I never knew how unfair the world was until I had a disabled child
I am not that naive. I have always understood privilege and that not everyone has equal chances in life. But with words such as inclusion, discrimination, and tolerance now in daily use I had thought the world was changing in a positive direction. That was until I had a disabled child.
The world isn’t fair, and many are still facing inequality almost everywhere they go. The harsh reality is that often those most excluded and discriminated against have little means of effecting change. So, on behalf of my own son, and the millions of other disabled children; young people, and adults I hope this makes those who can affect change to think more and do more.
One of the first ever things I noticed when my son was small was that outside play opportunities were unfair. Climbing frames, he couldn’t do; swings he didn’t have the body control to safely sit on and even slides too narrow for me to sit him on my knee. At just 9 my own daughter was so disgusted by this fact she wrote to the ‘park builders’ asking why they had forgotten her brother. It begs the question that in 2022, why are we still forgetting about the disabled when investing in play equipment in public that should be accessible for all? It’s not fair.
Lack of accessibility
Then there’s the lack of accessibility. Why are there still buildings in the 21st century without ramp access? Surely ramps benefit everyone and allow equal opportunities for all? Yet stairs are still the norm and lifts still an afterthought. Even in buildings where these are thankfully standard there’s often narrow aisles or blockages preventing people and making steering a wheelchair tricky. It’s not even just those using wheelchairs who have these difficulties too as prams, buggies, even mobility scooters all require ramps, wider access, and adequate working lifts too. Fair access needs to be so much better.
Now let’s move on to education. The lack of choice in special education and the hoops that are required to jump through to get a place make education for a child like mine very unfair. Often choices aren’t just limited they are non-existent! Opportunities are often limited and travel a necessity. When inclusion in mainstream is an option, the huge lack of funding often makes it impossible and impractical. With schools still viewing children with additional needs as a burden on scarce resources instead of valuable contributors to the school community. They don’t have a fair chance.
Now onto a taboo that few feel able to talk about: personal care needs and toileting. I took my son to a shopping mall recently. While there he required access to the bathrooms. When I found them, I was horrified to find the ladies and gents unlocked with free access, but all the wider disabled cubicles locked! I own a key that should be standard for all such places. But like so many buildings this mall has used different locks meaning I had to find a member of staff on a busy day then walk back to the bathrooms just to access a basic amenity. Something that everyone else takes for granted. How is that fair? Even when we did get access the room was barely suitable for my son’s needs and had clearly been constructed for elderly or less able bodied than physically disabled. I managed because that is what I’ve been used to doing for 13 years now. But it’s not good enough. I shouldn’t have to face this still. It’s not fair to me or my son.

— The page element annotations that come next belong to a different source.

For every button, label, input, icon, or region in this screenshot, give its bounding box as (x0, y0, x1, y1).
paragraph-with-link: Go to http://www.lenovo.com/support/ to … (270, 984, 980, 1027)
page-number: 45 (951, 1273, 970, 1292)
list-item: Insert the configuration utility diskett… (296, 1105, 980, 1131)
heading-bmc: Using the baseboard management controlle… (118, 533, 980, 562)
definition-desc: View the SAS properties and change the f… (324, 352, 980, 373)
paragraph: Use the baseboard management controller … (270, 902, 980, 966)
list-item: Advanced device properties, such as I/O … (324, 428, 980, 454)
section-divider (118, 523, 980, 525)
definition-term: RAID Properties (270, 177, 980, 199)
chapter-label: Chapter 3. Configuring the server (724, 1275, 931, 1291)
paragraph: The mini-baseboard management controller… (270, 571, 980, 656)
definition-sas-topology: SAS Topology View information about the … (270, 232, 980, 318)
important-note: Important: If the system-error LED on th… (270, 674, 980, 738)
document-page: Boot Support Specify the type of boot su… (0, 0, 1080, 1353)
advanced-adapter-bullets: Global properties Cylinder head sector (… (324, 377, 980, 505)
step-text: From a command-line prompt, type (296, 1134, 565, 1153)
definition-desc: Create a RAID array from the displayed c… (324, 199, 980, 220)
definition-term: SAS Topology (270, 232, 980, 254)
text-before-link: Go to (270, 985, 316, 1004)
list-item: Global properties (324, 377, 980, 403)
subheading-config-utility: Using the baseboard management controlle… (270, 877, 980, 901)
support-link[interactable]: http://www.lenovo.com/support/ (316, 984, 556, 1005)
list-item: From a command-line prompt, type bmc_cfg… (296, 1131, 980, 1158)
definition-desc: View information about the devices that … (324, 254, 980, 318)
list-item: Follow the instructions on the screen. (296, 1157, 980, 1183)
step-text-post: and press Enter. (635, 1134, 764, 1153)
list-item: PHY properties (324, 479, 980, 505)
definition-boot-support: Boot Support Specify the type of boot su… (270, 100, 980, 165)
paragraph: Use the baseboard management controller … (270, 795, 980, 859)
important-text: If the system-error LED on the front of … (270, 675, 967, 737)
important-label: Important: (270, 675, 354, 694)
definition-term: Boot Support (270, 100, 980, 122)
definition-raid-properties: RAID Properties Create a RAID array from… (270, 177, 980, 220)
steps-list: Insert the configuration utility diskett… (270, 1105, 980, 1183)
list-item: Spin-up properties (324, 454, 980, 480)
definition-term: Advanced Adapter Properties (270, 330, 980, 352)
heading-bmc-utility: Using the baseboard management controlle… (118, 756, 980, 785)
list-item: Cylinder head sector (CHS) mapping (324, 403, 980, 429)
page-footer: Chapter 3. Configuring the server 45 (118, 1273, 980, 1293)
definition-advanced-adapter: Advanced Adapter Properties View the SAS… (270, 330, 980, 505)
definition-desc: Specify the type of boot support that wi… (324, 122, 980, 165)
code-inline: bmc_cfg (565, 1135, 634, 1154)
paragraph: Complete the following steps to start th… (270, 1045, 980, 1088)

Life isn’t fair for my son; not fair he can’t speak or read or write. Not fair he has a progressive genetic condition; it’s not fair he’s had to have 16 general anaesthetics in the last few years alone. Not fair he has so many medical appointments and requires 24-hour care 7 days a week. But his life could be fairer if those with the ability and understanding took more time to do things to make aspects of his life easier and fairer. Like having toilets that meet the needs of real disabled people, better access to places and an attitude that says people like my son matter.
Because disabled people do matter, and they deserve to be treated fairly.